Chinese law regulates that there are limits on employing student workers and dispatch workers. As an example, student workers shall not work more than 8 hours a day and can only work in fields relevant to their major. However, student workers tend to do work similar to regular workers. During peak season, the number of dispatch workers often exceeds the 10% allowed according to Chinese law. Dispatch workers are more vulnerable to exploitation as they sign contracts with the agencies, and any grievances or disputes are handled by the agency. Dispatch workers generally receive lower wages and agencies usually do not make contributions to workers’ social insurance. Another requirement of the Chinese law stipulates that employers have to provide pre-job training, which includes group, workshop and factory level training in addition to safety training before using new materials or machines. The “Special Rules on the Labor Protection of Female Employees” was enacted to protect female workers’ rights such as prohibiting workers who have been pregnant for more than seven months from working night shifts or in extended working hours. Despite these laws, many are rarely enforced. Litigation costs are too high for workers, and therefore, workers generally do not sue factories for their illegal conduct.
   
Left: Dorm room at Lovable factory; Right: Dorm toilets at Herald factory
 
Conclusion

CLW has conducted investigations into toy factories for almost 20 years, however, this year’s investigation reveals once again the persistent issues in the toy industry in China. Brand companies still look to maximize profits, and do so by pitting factories against each other for the lowest production cost, which ultimately leads to the exploitation of workers.

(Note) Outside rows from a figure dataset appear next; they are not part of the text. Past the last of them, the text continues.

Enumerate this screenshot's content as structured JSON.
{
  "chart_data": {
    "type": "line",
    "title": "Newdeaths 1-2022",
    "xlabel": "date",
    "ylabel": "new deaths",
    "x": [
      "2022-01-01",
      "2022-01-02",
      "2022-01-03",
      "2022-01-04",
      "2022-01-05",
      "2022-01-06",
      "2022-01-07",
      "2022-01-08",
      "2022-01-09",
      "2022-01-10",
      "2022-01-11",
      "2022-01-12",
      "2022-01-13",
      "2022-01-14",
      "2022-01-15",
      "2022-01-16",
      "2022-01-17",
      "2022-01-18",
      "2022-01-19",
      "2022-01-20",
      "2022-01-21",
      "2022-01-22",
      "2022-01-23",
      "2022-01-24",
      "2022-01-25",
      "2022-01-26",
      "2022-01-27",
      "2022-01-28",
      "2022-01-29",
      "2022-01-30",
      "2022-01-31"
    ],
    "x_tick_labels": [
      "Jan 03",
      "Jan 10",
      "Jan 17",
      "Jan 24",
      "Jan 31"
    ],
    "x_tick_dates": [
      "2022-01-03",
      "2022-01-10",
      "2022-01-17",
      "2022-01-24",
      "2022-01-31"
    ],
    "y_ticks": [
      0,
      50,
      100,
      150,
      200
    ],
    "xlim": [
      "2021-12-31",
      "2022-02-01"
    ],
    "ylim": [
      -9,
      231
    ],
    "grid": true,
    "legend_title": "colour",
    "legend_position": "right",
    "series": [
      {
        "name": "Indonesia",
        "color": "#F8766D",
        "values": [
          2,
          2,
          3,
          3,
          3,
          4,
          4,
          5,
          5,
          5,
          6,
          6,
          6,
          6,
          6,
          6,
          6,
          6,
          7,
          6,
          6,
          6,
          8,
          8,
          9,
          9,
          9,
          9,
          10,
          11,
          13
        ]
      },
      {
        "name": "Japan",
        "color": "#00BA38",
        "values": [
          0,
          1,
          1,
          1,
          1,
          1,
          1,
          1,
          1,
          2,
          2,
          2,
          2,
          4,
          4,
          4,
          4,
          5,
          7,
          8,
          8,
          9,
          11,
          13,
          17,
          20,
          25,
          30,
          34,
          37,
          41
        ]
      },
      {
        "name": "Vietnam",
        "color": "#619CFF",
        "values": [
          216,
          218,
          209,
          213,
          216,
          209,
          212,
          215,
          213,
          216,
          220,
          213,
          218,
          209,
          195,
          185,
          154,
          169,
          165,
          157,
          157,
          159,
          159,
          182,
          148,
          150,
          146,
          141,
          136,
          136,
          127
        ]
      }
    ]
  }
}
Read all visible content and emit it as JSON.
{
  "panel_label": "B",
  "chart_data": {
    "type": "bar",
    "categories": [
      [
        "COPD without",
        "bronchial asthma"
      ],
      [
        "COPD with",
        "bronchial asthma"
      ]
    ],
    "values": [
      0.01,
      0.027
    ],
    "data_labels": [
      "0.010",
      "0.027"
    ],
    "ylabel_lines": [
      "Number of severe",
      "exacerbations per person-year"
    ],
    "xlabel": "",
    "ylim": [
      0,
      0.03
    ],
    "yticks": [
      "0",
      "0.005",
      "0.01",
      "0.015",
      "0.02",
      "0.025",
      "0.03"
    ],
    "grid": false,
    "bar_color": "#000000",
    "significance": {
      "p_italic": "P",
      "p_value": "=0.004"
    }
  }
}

We call upon the brand companies who source from these factories to make a genuine commitment to improving working conditions, and address the rampant rights violations in the toy industry. Workers have, for many years, contributed to the profits of companies make, but continue to toil in factories that blatantly violate their rights and interests. There is a need for serious changes in not only the purchasing model of the brand companies, but also the approach they take when working with their suppliers in ensuring that workers’ rights are protected.